Certifiée et validée selon les normes FIPS, Critères communs, FedRAMP Classe D (élevée) et OTAN (accès restreint), la solution BlackBerry Secure Communications offre le niveau de sécurité requis par les environnements sensibles de défense. Les entreprises travaillant à la croisée des chemins entre informations classifiées et non classifiées, ou coordonnant leurs activités avec de multiples agences et sous-traitants, ont besoin d'une solution conçue spécifiquement pour cette complexité.
Conséquence plus large : la sécurité de la chaîne d’approvisionnement repose sur son maillon le plus faible.
La sécurité des chaînes d'approvisionnement du secteur de la défense dépend de celle de leur maillon le plus vulnérable. Les grands donneurs d'ordre ont généralement des programmes de sécurité éprouvés. Ce n'est souvent pas le cas des sous-traitants et des fournisseurs non traditionnels, qui échangent pourtant fréquemment des informations sensibles avec les donneurs d'ordre et les agences gouvernementales.
Cette vulnérabilité est précisément ce que le CMMC vise à corriger, et elle ne disparaît pas lors d'une révision. Les adversaires savent que les petites entreprises sont souvent moins bien protégées. Ils savent aussi que les canaux de communication entre les entreprises et leurs clients gouvernementaux sont des cibles de choix.

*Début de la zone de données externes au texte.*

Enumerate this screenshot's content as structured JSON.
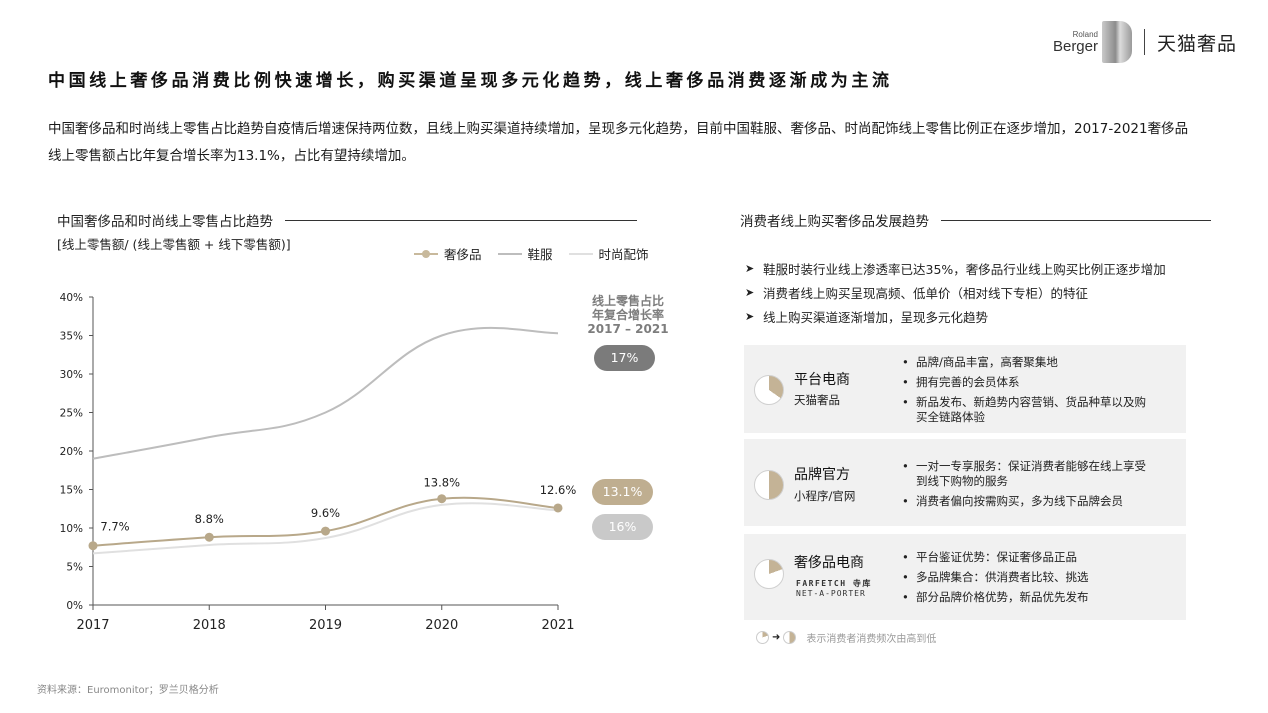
{
  "logo": {
    "roland": "Roland",
    "berger": "Berger",
    "partner": "天猫奢品"
  },
  "title": "中国线上奢侈品消费比例快速增长，购买渠道呈现多元化趋势，线上奢侈品消费逐渐成为主流",
  "description": "中国奢侈品和时尚线上零售占比趋势自疫情后增速保持两位数，且线上购买渠道持续增加，呈现多元化趋势，目前中国鞋服、奢侈品、时尚配饰线上零售比例正在逐步增加，2017-2021奢侈品线上零售额占比年复合增长率为13.1%，占比有望持续增加。",
  "left_section": {
    "heading": "中国奢侈品和时尚线上零售占比趋势",
    "subheading": "[线上零售额/ (线上零售额 + 线下零售额)]",
    "cagr_title_lines": [
      "线上零售占比",
      "年复合增长率",
      "2017 – 2021"
    ],
    "cagr_pills": [
      {
        "label": "17%",
        "series": "鞋服",
        "color": "#7b7b7b"
      },
      {
        "label": "13.1%",
        "series": "奢侈品",
        "color": "#bfae90"
      },
      {
        "label": "16%",
        "series": "时尚配饰",
        "color": "#c9c9c9"
      }
    ]
  },
  "chart_data": {
    "type": "line",
    "title": "中国奢侈品和时尚线上零售占比趋势",
    "subtitle": "[线上零售额/ (线上零售额 + 线下零售额)]",
    "xlabel": "",
    "ylabel": "",
    "x": [
      "2017",
      "2018",
      "2019",
      "2020",
      "2021"
    ],
    "y_ticks": [
      "0%",
      "5%",
      "10%",
      "15%",
      "20%",
      "25%",
      "30%",
      "35%",
      "40%"
    ],
    "ylim": [
      0,
      40
    ],
    "grid": false,
    "legend_position": "top-right",
    "series": [
      {
        "name": "奢侈品",
        "values": [
          7.7,
          8.8,
          9.6,
          13.8,
          12.6
        ],
        "labels": [
          "7.7%",
          "8.8%",
          "9.6%",
          "13.8%",
          "12.6%"
        ],
        "color": "#b8a88a",
        "markers": true,
        "cagr": "13.1%"
      },
      {
        "name": "鞋服",
        "values": [
          19.0,
          21.8,
          25.0,
          35.0,
          35.3
        ],
        "color": "#bdbdbd",
        "markers": false,
        "cagr": "17%"
      },
      {
        "name": "时尚配饰",
        "values": [
          6.7,
          7.8,
          8.7,
          13.0,
          12.3
        ],
        "color": "#e0e0e0",
        "markers": false,
        "cagr": "16%"
      }
    ],
    "annotations": [
      "线上零售占比年复合增长率 2017 – 2021"
    ]
  },
  "right_section": {
    "heading": "消费者线上购买奢侈品发展趋势",
    "bullets": [
      "鞋服时装行业线上渗透率已达35%，奢侈品行业线上购买比例正逐步增加",
      "消费者线上购买呈现高频、低单价（相对线下专柜）的特征",
      "线上购买渠道逐渐增加，呈现多元化趋势"
    ],
    "bullet_icon": "arrowhead-icon",
    "channels": [
      {
        "name": "平台电商",
        "sub": "天猫奢品",
        "frequency_icon": "pie-low-fill-icon",
        "points": [
          "品牌/商品丰富，高奢聚集地",
          "拥有完善的会员体系",
          "新品发布、新趋势内容营销、货品种草以及购买全链路体验"
        ]
      },
      {
        "name": "品牌官方",
        "sub": "小程序/官网",
        "frequency_icon": "pie-half-fill-icon",
        "points": [
          "一对一专享服务：保证消费者能够在线上享受到线下购物的服务",
          "消费者偏向按需购买，多为线下品牌会员"
        ]
      },
      {
        "name": "奢侈品电商",
        "sub": "FARFETCH 寺库",
        "sub2": "NET-A-PORTER",
        "frequency_icon": "pie-small-fill-icon",
        "points": [
          "平台鉴证优势：保证奢侈品正品",
          "多品牌集合：供消费者比较、挑选",
          "部分品牌价格优势，新品优先发布"
        ]
      }
    ],
    "frequency_note": "表示消费者消费频次由高到低"
  },
  "colors": {
    "accent_gold": "#b8a88a",
    "dark_gray": "#7b7b7b",
    "card_bg": "#f1f1f1"
  },
  "source": "资料来源：Euromonitor；罗兰贝格分析"
}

La protection de ces canaux exige bien plus qu'une simple sécurité périmétrique. Elle requiert des communications sécurisées dès leur conception, fonctionnant au-delà des frontières organisationnelles, favorisant l'interopérabilité entre les agences et les fournisseurs, et garantissant des normes de sécurité uniformes, quel que soit l'initiateur de la communication.
Une solution qui chiffre les communications de bout en bout, vérifie l'identité de chaque participant, protège les métadonnées et prend en charge des configurations de déploiement allant du nuage aux environnements totalement isolés répond à cette exigence au niveau de la chaîne d'approvisionnement, et non seulement au niveau du sous-traitant individuel.
Transformer la pause en progrès
Lors de l'examen CMMC, chaque entrepreneur en défense devrait être en mesure de répondre à une question : à quoi ressemble notre posture de sécurité aujourd'hui, quelles que soient les exigences de certification officiellement actives ?
Les organisations qui profitent de cette période pour renforcer leur sécurité opérationnelle, documenter leurs pratiques et déployer des mesures de protection concrètes seront mieux préparées lors de la reprise des exigences de la phase 2. Celles qui considèrent cette pause comme une excuse pour patienter devront rattraper leur retard en matière de sécurité et de conformité simultanément, sous une pression temporelle accrue, dans un contexte de menaces en constante évolution.
Le cadre CMMC existe avant tout parce que la menace est bien réelle. Cette révision indique qu'il est nécessaire de rendre la conformité plus accessible. Les entreprises de défense doivent prendre ce signal au sérieux : renforcer la sécurité dès maintenant et s'impliquer dans le processus de conformité à mesure qu'il évolue.
La sécurisation des communications est un point de départ pratique. Elle permet de remédier à une vulnérabilité opérationnelle réelle, s'applique à divers environnements de sous-traitance et est conforme aux pratiques de sécurité documentées qu'exige une autoévaluation valable.